John Newlands’ Rule of Octaves
Meanwhile, just across the English Channel, a chemist by the name of John Newlands tried a different approach, giving each of the known elements a rank number, based on their atomic masses. No one knew about the noble gases, so his numbers were different from modern atomic numbers. But this gave him 1 for Hydrogen, 8 for Fluorine, 15 for Chlorine.
And by lining these elements up and wrapping the list every eighth element, he produced a table of seven columns with eight rows, where the properties seemed to have a tendency to repeat every seventh element. Newlands called his observation the ‘rule of octaves’, likening the columns of his table to octaves of musical notes.
Other scientists could see no scientific basis for his proposed ordering.
A more serious problem was that further along on his table, he took the liberty of placing multiple elements in the same space. For example, cobalt and nickel were forced into a single shared location at position 22.
Even worse, Newlands also seemed to ignore the fact that new elements were still being discovered at a fairly steady rate at this time. Yet his table left no room for any future discoveries!
For all the things it got wrong, though, Newlands’ table did make one big advance from the helix. The elements’ positions in his table were based on the integer rank of their atomic masses, rather than the magnitude of the measured value of their atomic masses.
The Inspiring Karlsruhe Conference
Meanwhile, the sharing of the world’s most up-to-date information about the mass and other properties of elements at Karlsruhe inspired two more chemists to offer an arrangement of the elements that became far more influential.
The German chemist, named Lothar Meyer, produced an initial version of his own table for 28 of the known elements. This was in 1862. Just like Newlands’ table, Meyer ranked elements by atomic weight. But Meyer also realized that it was highly unlikely that all elements were already known at the time.
So his principle for grouping the elements was to go strictly by the ratio in which they combined with other known elements; that’s the valence. This reliance on valence not only allowed for new elements, it actually required creating some empty spaces that allowed new elements to be discovered and added without disrupting existing alignments.
The Russian chemist, Dmitri Mendeleev, took essentially the same idea even further. He took to creating a table of the elements in much the same way that Meyer had, but went far beyond Meyer’s initial effort by attempting to include all 63 known elements.
Common Questions about How the Karlsruhe Conference Influenced Modern Chemistry
The Karlsruhe Conference was the first international chemical conference. Its aim was to get everyone to agree on a uniform system of measuring and reporting experimental results. In addition to notation and nomenclature, one of the prominent issues that was discussed was how best to measure and report on atomic weights.

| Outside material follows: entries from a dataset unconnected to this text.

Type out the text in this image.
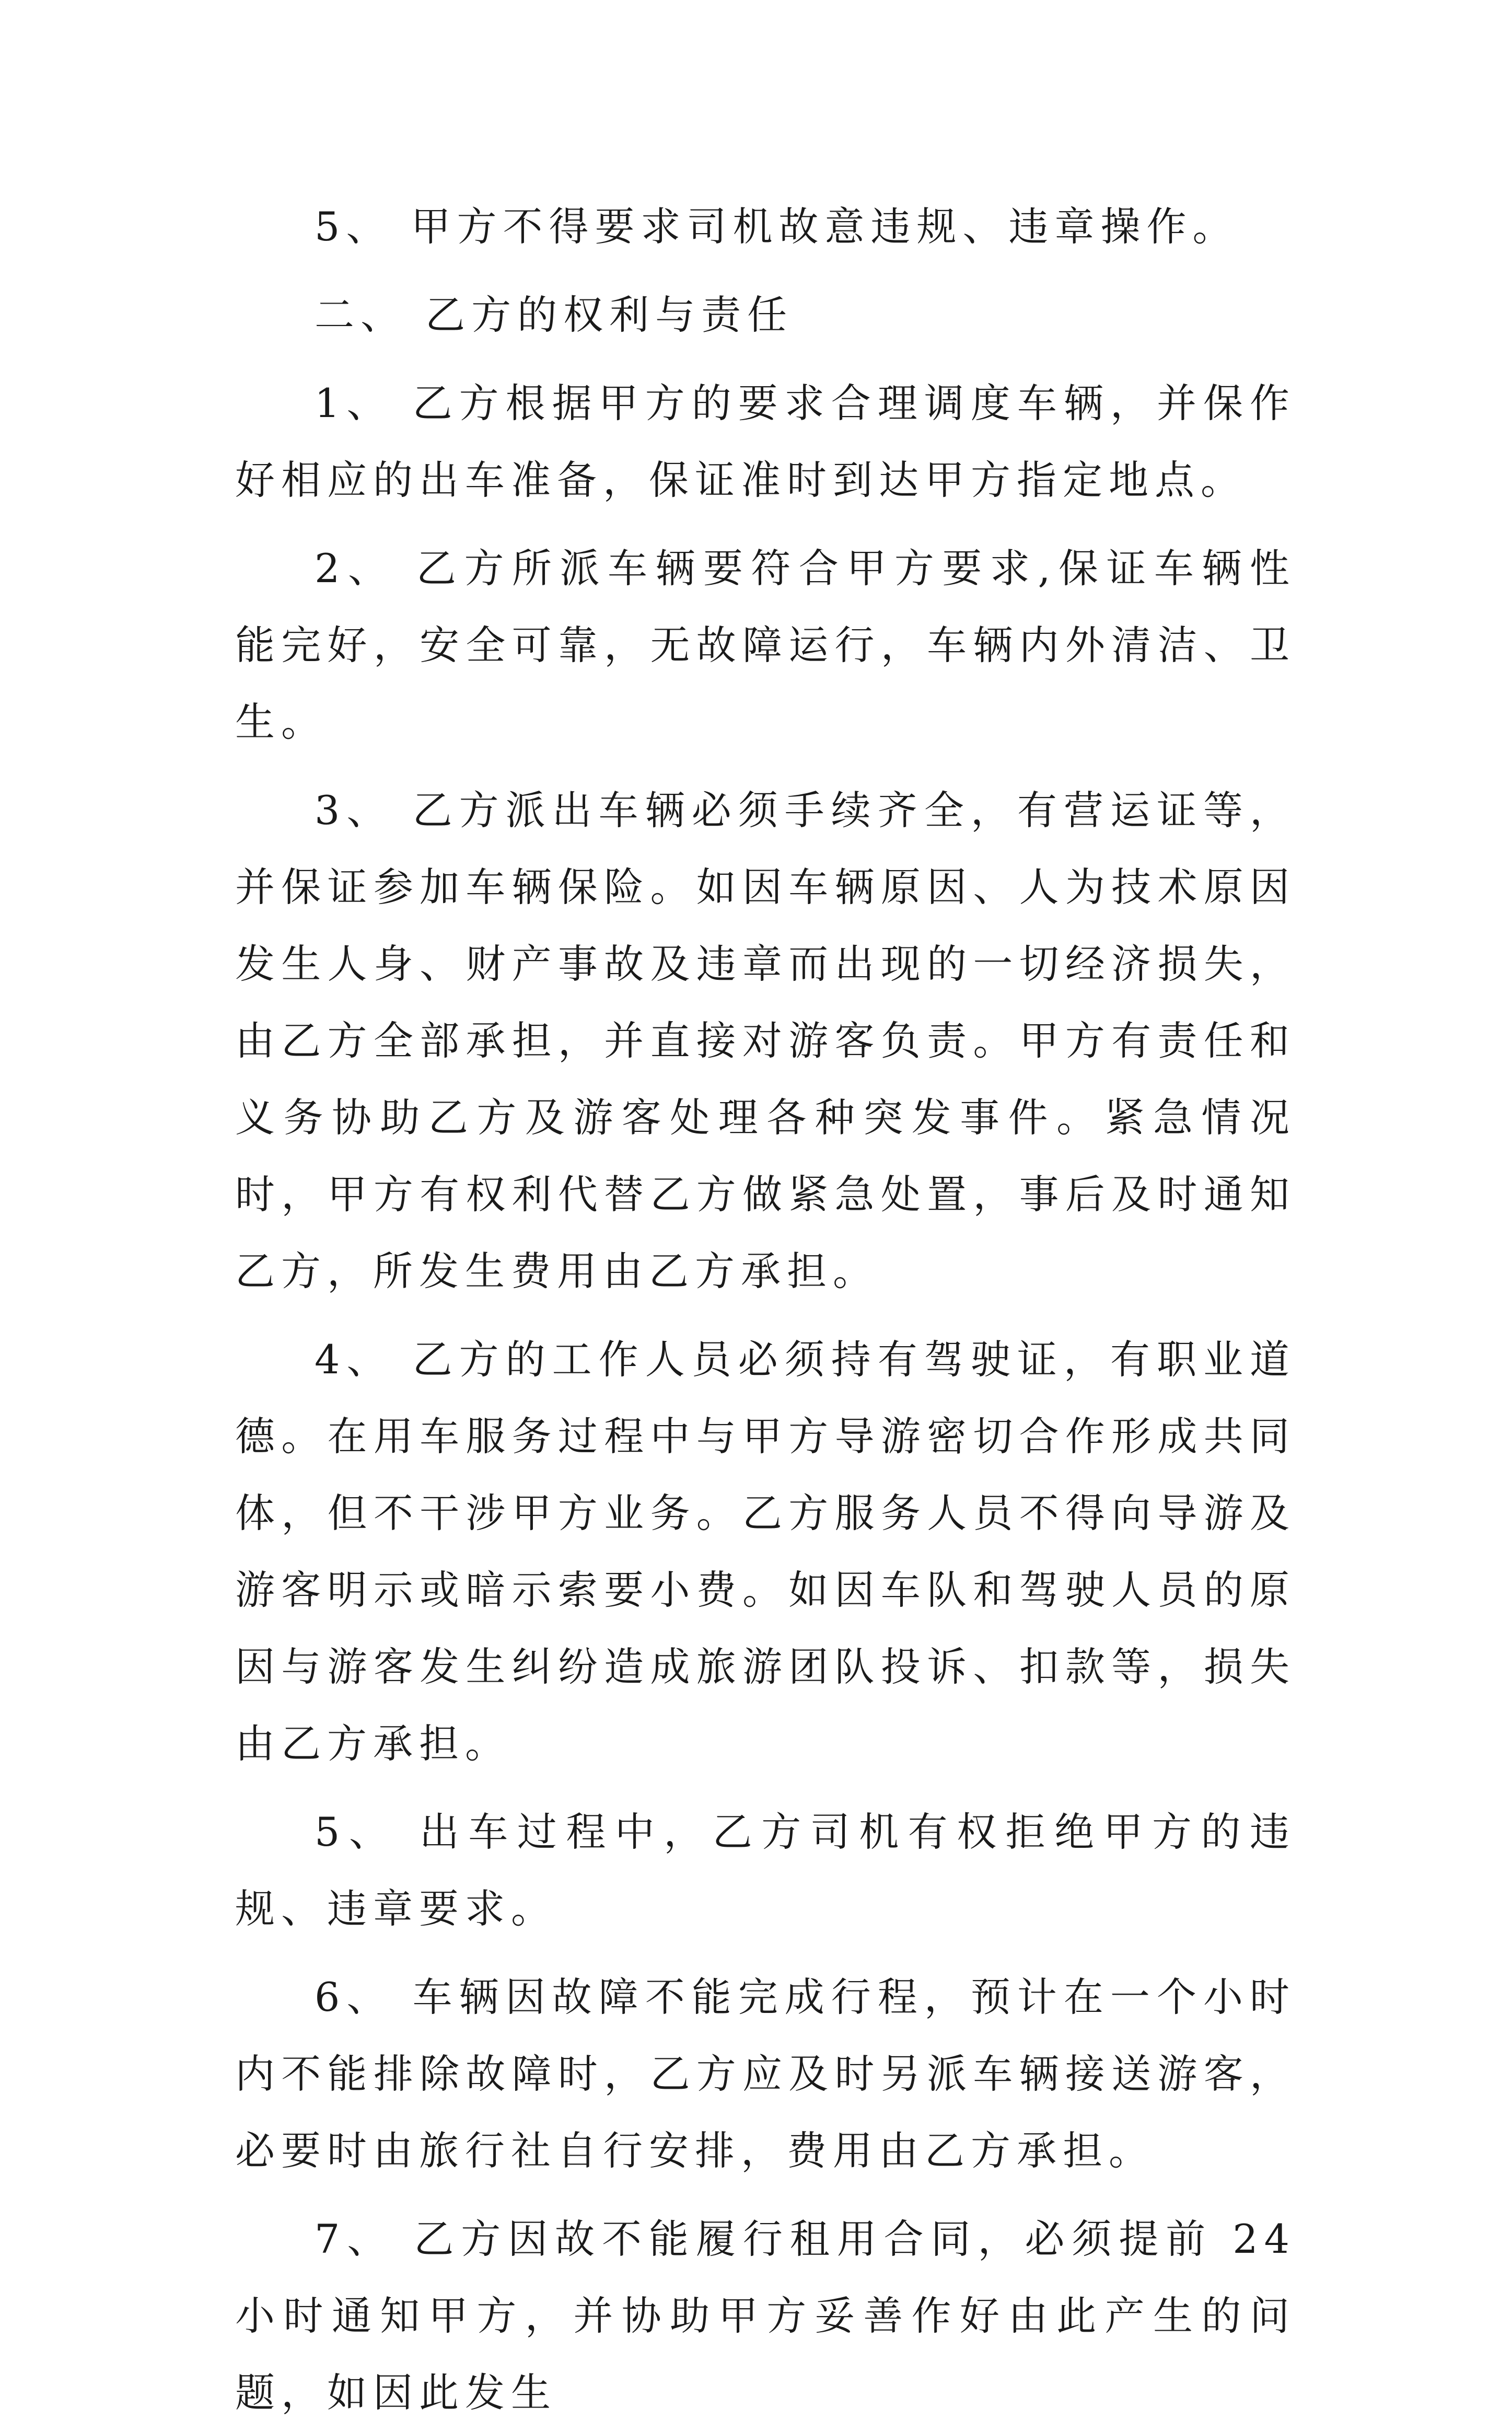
5、 甲方不得要求司机故意违规、违章操作。

二、 乙方的权利与责任

1、 乙方根据甲方的要求合理调度车辆，并保作好相应的出车准备，保证准时到达甲方指定地点。

2、 乙方所派车辆要符合甲方要求,保证车辆性能完好，安全可靠，无故障运行，车辆内外清洁、卫生。

3、 乙方派出车辆必须手续齐全，有营运证等，并保证参加车辆保险。如因车辆原因、人为技术原因发生人身、财产事故及违章而出现的一切经济损失，由乙方全部承担，并直接对游客负责。甲方有责任和义务协助乙方及游客处理各种突发事件。紧急情况时，甲方有权利代替乙方做紧急处置，事后及时通知乙方，所发生费用由乙方承担。

4、 乙方的工作人员必须持有驾驶证，有职业道德。在用车服务过程中与甲方导游密切合作形成共同体，但不干涉甲方业务。乙方服务人员不得向导游及游客明示或暗示索要小费。如因车队和驾驶人员的原因与游客发生纠纷造成旅游团队投诉、扣款等，损失由乙方承担。

5、 出车过程中，乙方司机有权拒绝甲方的违规、违章要求。

6、 车辆因故障不能完成行程，预计在一个小时内不能排除故障时，乙方应及时另派车辆接送游客，必要时由旅行社自行安排，费用由乙方承担。

7、 乙方因故不能履行租用合同，必须提前 24 小时通知甲方，并协助甲方妥善作好由此产生的问题，如因此发生
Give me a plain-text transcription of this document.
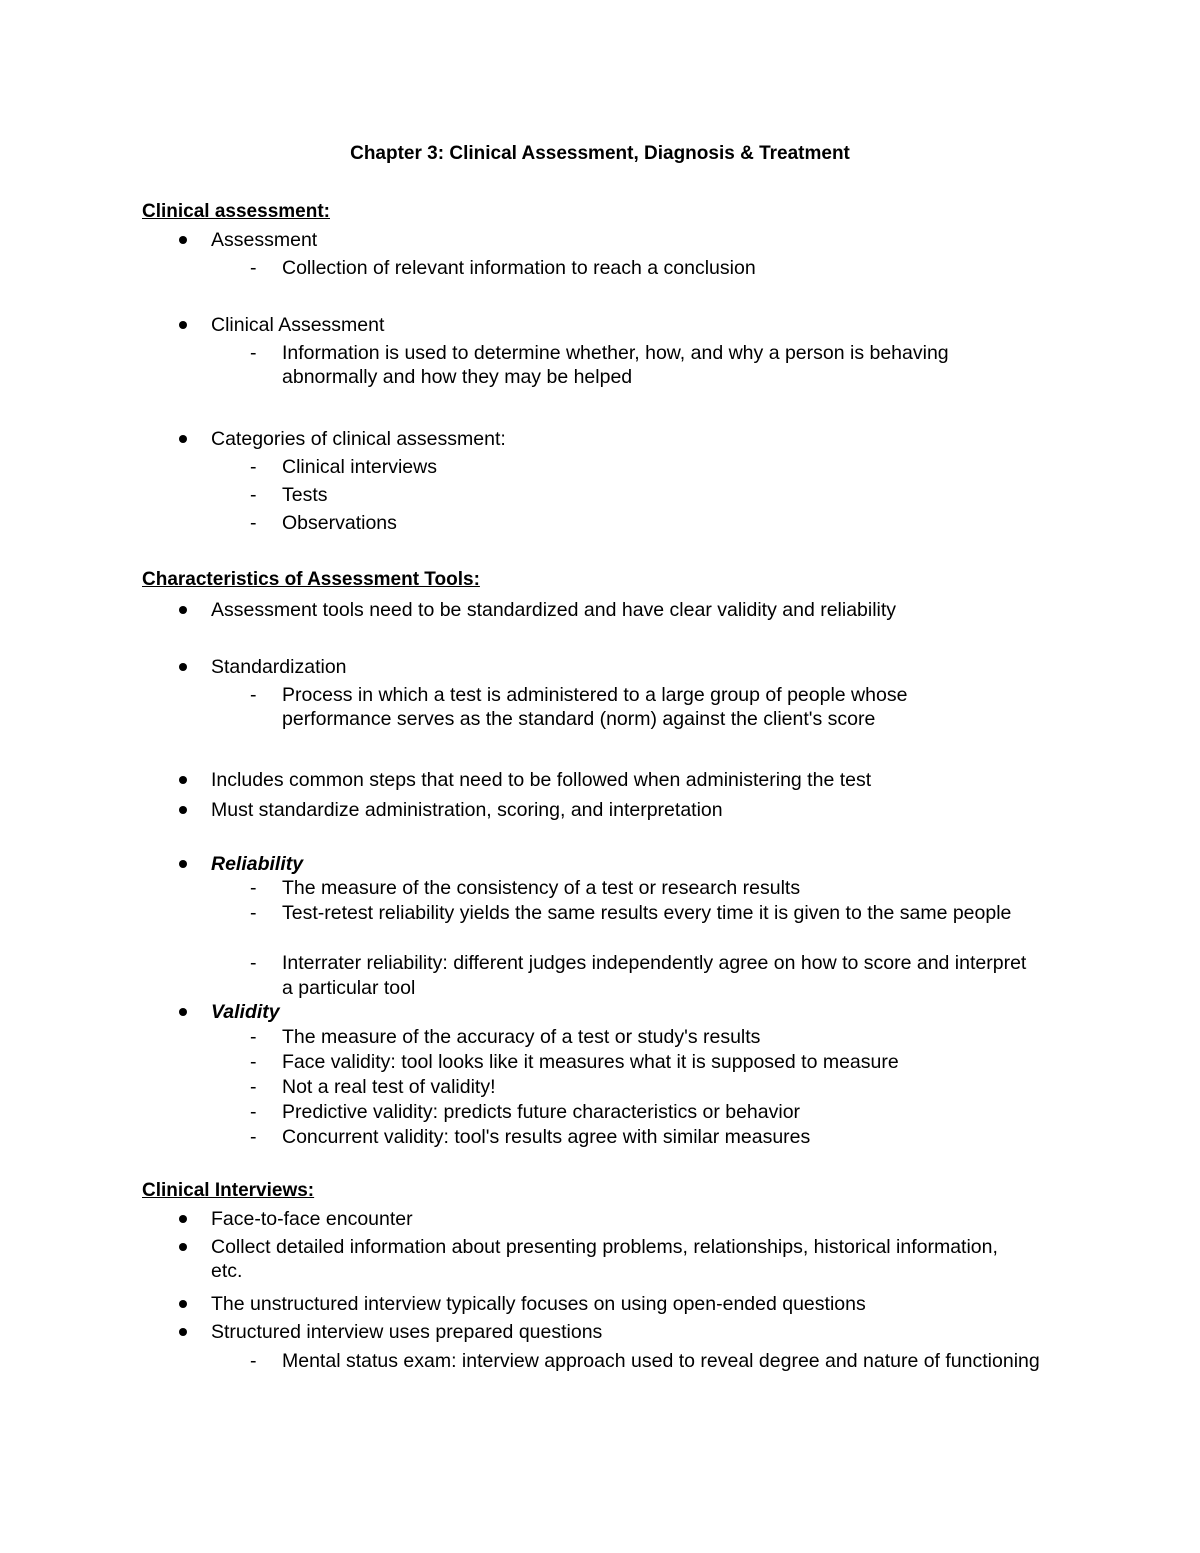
Chapter 3: Clinical Assessment, Diagnosis & Treatment
Clinical assessment:
Assessment
- Collection of relevant information to reach a conclusion
Clinical Assessment
- Information is used to determine whether, how, and why a person is behaving abnormally and how they may be helped
Categories of clinical assessment:
- Clinical interviews
- Tests
- Observations
Characteristics of Assessment Tools:
Assessment tools need to be standardized and have clear validity and reliability
Standardization
- Process in which a test is administered to a large group of people whose performance serves as the standard (norm) against the client's score
Includes common steps that need to be followed when administering the test
Must standardize administration, scoring, and interpretation
Reliability
- The measure of the consistency of a test or research results
- Test-retest reliability yields the same results every time it is given to the same people
- Interrater reliability: different judges independently agree on how to score and interpret a particular tool
Validity
- The measure of the accuracy of a test or study's results
- Face validity: tool looks like it measures what it is supposed to measure
- Not a real test of validity!
- Predictive validity: predicts future characteristics or behavior
- Concurrent validity: tool's results agree with similar measures
Clinical Interviews:
Face-to-face encounter
Collect detailed information about presenting problems, relationships, historical information, etc.
The unstructured interview typically focuses on using open-ended questions
Structured interview uses prepared questions
- Mental status exam: interview approach used to reveal degree and nature of functioning
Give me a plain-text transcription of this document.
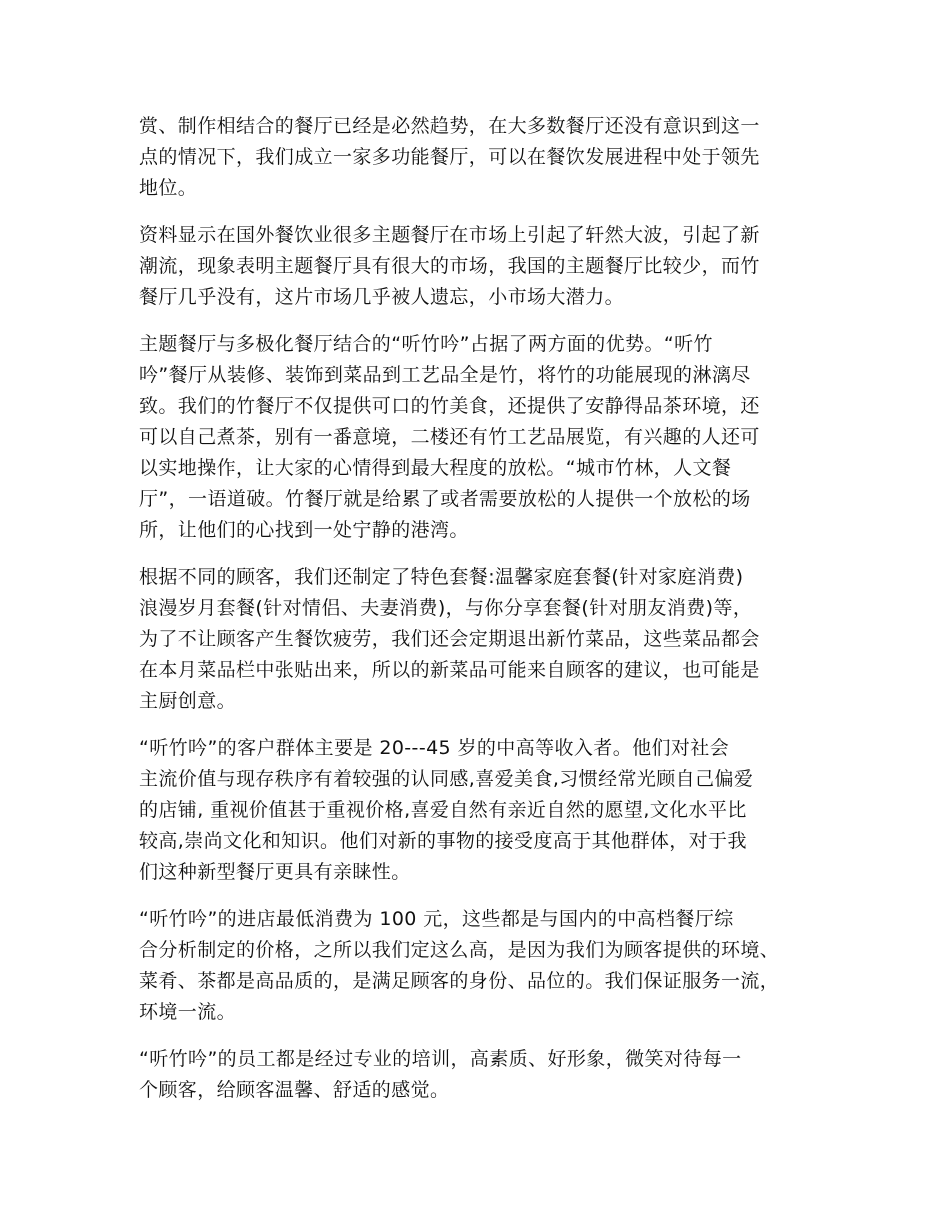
赏、制作相结合的餐厅已经是必然趋势，在大多数餐厅还没有意识到这一
点的情况下，我们成立一家多功能餐厅，可以在餐饮发展进程中处于领先
地位。

资料显示在国外餐饮业很多主题餐厅在市场上引起了轩然大波，引起了新
潮流，现象表明主题餐厅具有很大的市场，我国的主题餐厅比较少，而竹
餐厅几乎没有，这片市场几乎被人遗忘，小市场大潜力。

主题餐厅与多极化餐厅结合的“听竹吟”占据了两方面的优势。“听竹
吟”餐厅从装修、装饰到菜品到工艺品全是竹，将竹的功能展现的淋漓尽
致。我们的竹餐厅不仅提供可口的竹美食，还提供了安静得品茶环境，还
可以自己煮茶，别有一番意境，二楼还有竹工艺品展览，有兴趣的人还可
以实地操作，让大家的心情得到最大程度的放松。“城市竹林，人文餐
厅”，一语道破。竹餐厅就是给累了或者需要放松的人提供一个放松的场
所，让他们的心找到一处宁静的港湾。

根据不同的顾客，我们还制定了特色套餐:温馨家庭套餐(针对家庭消费)
浪漫岁月套餐(针对情侣、夫妻消费)，与你分享套餐(针对朋友消费)等，
为了不让顾客产生餐饮疲劳，我们还会定期退出新竹菜品，这些菜品都会
在本月菜品栏中张贴出来，所以的新菜品可能来自顾客的建议，也可能是
主厨创意。

“听竹吟”的客户群体主要是 20---45 岁的中高等收入者。他们对社会
主流价值与现存秩序有着较强的认同感,喜爱美食,习惯经常光顾自己偏爱
的店铺, 重视价值甚于重视价格,喜爱自然有亲近自然的愿望,文化水平比
较高,崇尚文化和知识。他们对新的事物的接受度高于其他群体，对于我
们这种新型餐厅更具有亲睐性。

“听竹吟”的进店最低消费为 100 元，这些都是与国内的中高档餐厅综
合分析制定的价格，之所以我们定这么高，是因为我们为顾客提供的环境、
菜肴、茶都是高品质的，是满足顾客的身份、品位的。我们保证服务一流，
环境一流。

“听竹吟”的员工都是经过专业的培训，高素质、好形象，微笑对待每一
个顾客，给顾客温馨、舒适的感觉。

The Karlsruhe Conference inspired many scientists worldwide to propose their arrangement of the elements. Béguyer de Chancourtois’ telluric helix, John Newlands’ rule of octaves, Dmitri Mendeleev and Lothar Meyer’s tables were among the significant consequences accomplished right after the conference.
Telluric helix was the first periodic arrangement of elements that appeared after the Karlsruhe Conference. Created by the French geologist Béguyer de Chancourtois, it was not a table but a three-dimensional helix. Since the element tellurium was located in the center, de Chancourtois called it ‘the telluric helix’.